The US Anglican Church says it will not appoint new bishops or bless same-sex relationships for at least one year.
Church leaders have been divided over the issue of homosexual clergy
In a statement, US Church leaders expressed "deep regret" for the pain caused by the appointment of gay cleric Gene Robinson as bishop in 2003.
They said the "extraordinary action" was being taken to halt the Church's slide towards a formal split over the issue of homosexuality.
The head of the Anglican Church has welcomed the move.
The Archbishop of Canterbury Rowan Williams said US bishops' move was "constructive".
"They have clearly sought to respond positively to the requests made of them," he said in a statement.
In their statement issued in Texas, the US bishops said they wanted to reaffirm "our continuing commitment to remain in communion with the Archbishop of Canterbury and to participate fully in the Anglican Consultative Council".
ANGLICAN CHURCH FACTS
70 million baptised members worldwide
38 self-governing Churches
500 dioceses, 30,000 parishes, 64,000 congregations in 164 countries
26 million members in the United Kingdom
17.5 million members in Nigeria
2.5 million members in the US
Anglican leaders asked the US and Canadian Churches temporarily to withdraw from the key Anglican Consultative Council less than a month ago.

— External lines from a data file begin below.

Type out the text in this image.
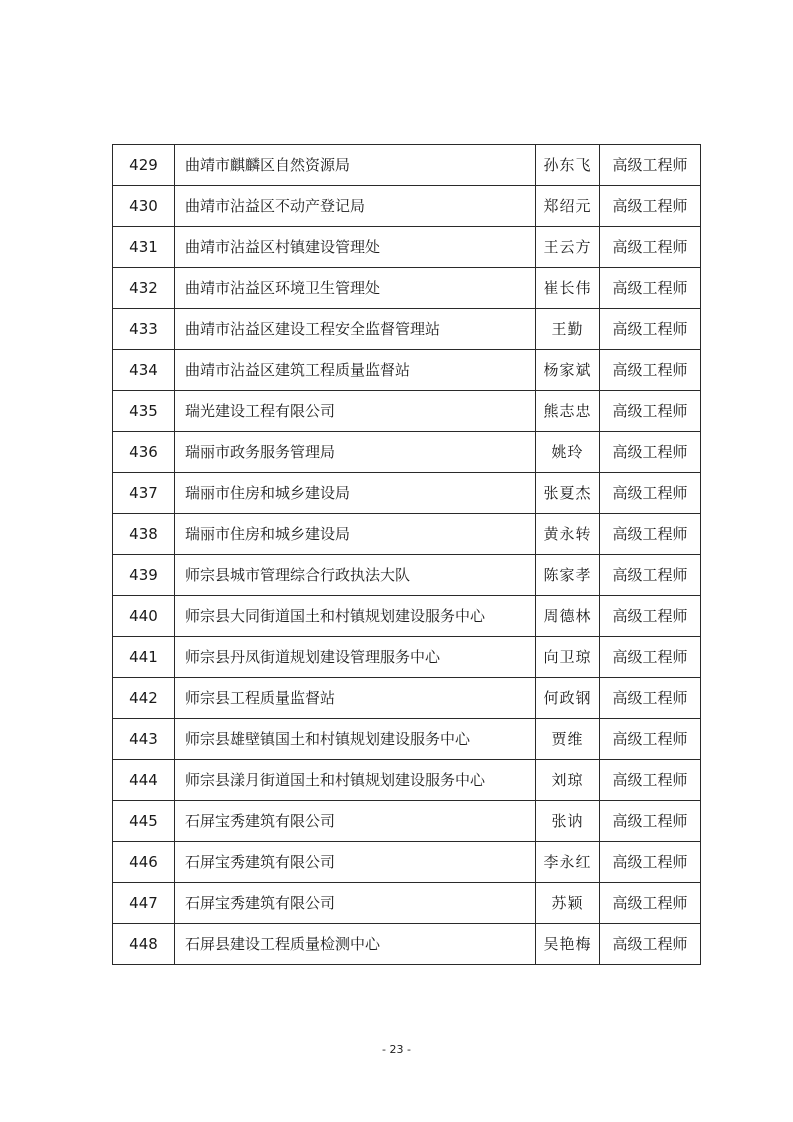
429	曲靖市麒麟区自然资源局	孙东飞	高级工程师
430	曲靖市沾益区不动产登记局	郑绍元	高级工程师
431	曲靖市沾益区村镇建设管理处	王云方	高级工程师
432	曲靖市沾益区环境卫生管理处	崔长伟	高级工程师
433	曲靖市沾益区建设工程安全监督管理站	王勤	高级工程师
434	曲靖市沾益区建筑工程质量监督站	杨家斌	高级工程师
435	瑞光建设工程有限公司	熊志忠	高级工程师
436	瑞丽市政务服务管理局	姚玲	高级工程师
437	瑞丽市住房和城乡建设局	张夏杰	高级工程师
438	瑞丽市住房和城乡建设局	黄永转	高级工程师
439	师宗县城市管理综合行政执法大队	陈家孝	高级工程师
440	师宗县大同街道国土和村镇规划建设服务中心	周德林	高级工程师
441	师宗县丹凤街道规划建设管理服务中心	向卫琼	高级工程师
442	师宗县工程质量监督站	何政钢	高级工程师
443	师宗县雄壁镇国土和村镇规划建设服务中心	贾维	高级工程师
444	师宗县漾月街道国土和村镇规划建设服务中心	刘琼	高级工程师
445	石屏宝秀建筑有限公司	张讷	高级工程师
446	石屏宝秀建筑有限公司	李永红	高级工程师
447	石屏宝秀建筑有限公司	苏颖	高级工程师
448	石屏县建设工程质量检测中心	吴艳梅	高级工程师
- 23 -
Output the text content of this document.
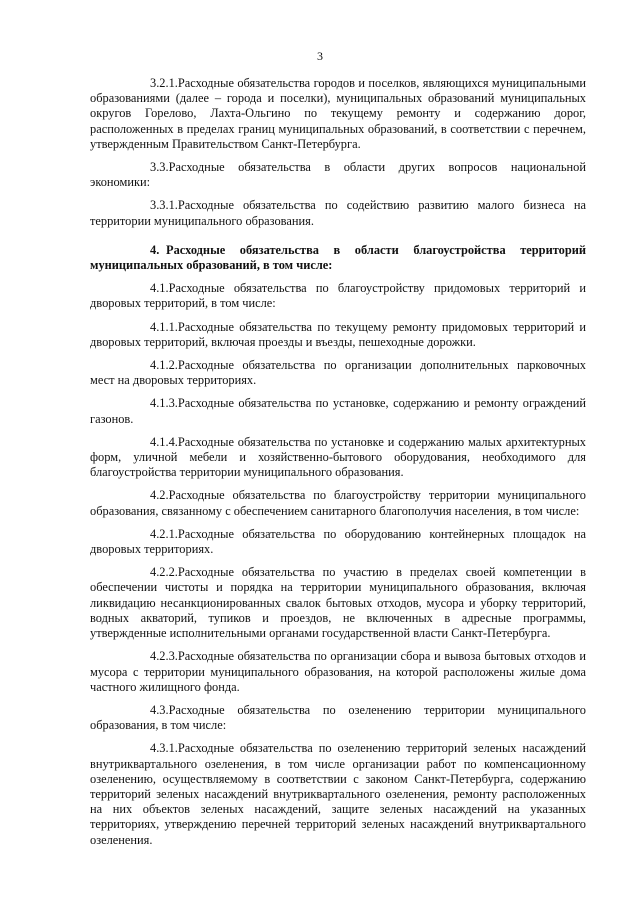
3

3.2.1.Расходные обязательства городов и поселков, являющихся муниципальными образованиями (далее – города и поселки), муниципальных образований муниципальных округов Горелово, Лахта-Ольгино по текущему ремонту и содержанию дорог, расположенных в пределах границ муниципальных образований, в соответствии с перечнем, утвержденным Правительством Санкт-Петербурга.

3.3.Расходные обязательства в области других вопросов национальной экономики:

3.3.1.Расходные обязательства по содействию развитию малого бизнеса на территории муниципального образования.

4. Расходные обязательства в области благоустройства территорий муниципальных образований, в том числе:

4.1.Расходные обязательства по благоустройству придомовых территорий и дворовых территорий, в том числе:

4.1.1.Расходные обязательства по текущему ремонту придомовых территорий и дворовых территорий, включая проезды и въезды, пешеходные дорожки.

4.1.2.Расходные обязательства по организации дополнительных парковочных мест на дворовых территориях.

4.1.3.Расходные обязательства по установке, содержанию и ремонту ограждений газонов.

4.1.4.Расходные обязательства по установке и содержанию малых архитектурных форм, уличной мебели и хозяйственно-бытового оборудования, необходимого для благоустройства территории муниципального образования.

4.2.Расходные обязательства по благоустройству территории муниципального образования, связанному с обеспечением санитарного благополучия населения, в том числе:

4.2.1.Расходные обязательства по оборудованию контейнерных площадок на дворовых территориях.

4.2.2.Расходные обязательства по участию в пределах своей компетенции в обеспечении чистоты и порядка на территории муниципального образования, включая ликвидацию несанкционированных свалок бытовых отходов, мусора и уборку территорий, водных акваторий, тупиков и проездов, не включенных в адресные программы, утвержденные исполнительными органами государственной власти Санкт-Петербурга.

4.2.3.Расходные обязательства по организации сбора и вывоза бытовых отходов и мусора с территории муниципального образования, на которой расположены жилые дома частного жилищного фонда.

4.3.Расходные обязательства по озеленению территории муниципального образования, в том числе:

4.3.1.Расходные обязательства по озеленению территорий зеленых насаждений внутриквартального озеленения, в том числе организации работ по компенсационному озеленению, осуществляемому в соответствии с законом Санкт-Петербурга, содержанию территорий зеленых насаждений внутриквартального озеленения, ремонту расположенных на них объектов зеленых насаждений, защите зеленых насаждений на указанных территориях, утверждению перечней территорий зеленых насаждений внутриквартального озеленения.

Rev Susan Russell, president of Integrity, an advocacy group for gay Episcopalians, told the Associated Press news agency that it was "hugely positive" that the moratorium applied to all candidates for bishop, not just gays.
But she said church leaders were sending a mixed signal to gays and lesbians that "the Episcopal Church welcomes you, sort of".
The row within the Anglican Church was triggered by the consecration of Gene Robinson - who lives with his male partner - as Bishop of New Hampshire.
In a report last year, Anglican Church leaders urged the US Church to apologise for ordaining Bishop Robinson without consulting other Anglicans first.
The Windsor Report also asked the US Church to consider a moratorium on consecrating any more bishops in openly gay relationships until the communion adopts a global policy on the matter.
It also recommended a hold on the blessing of same-sex unions.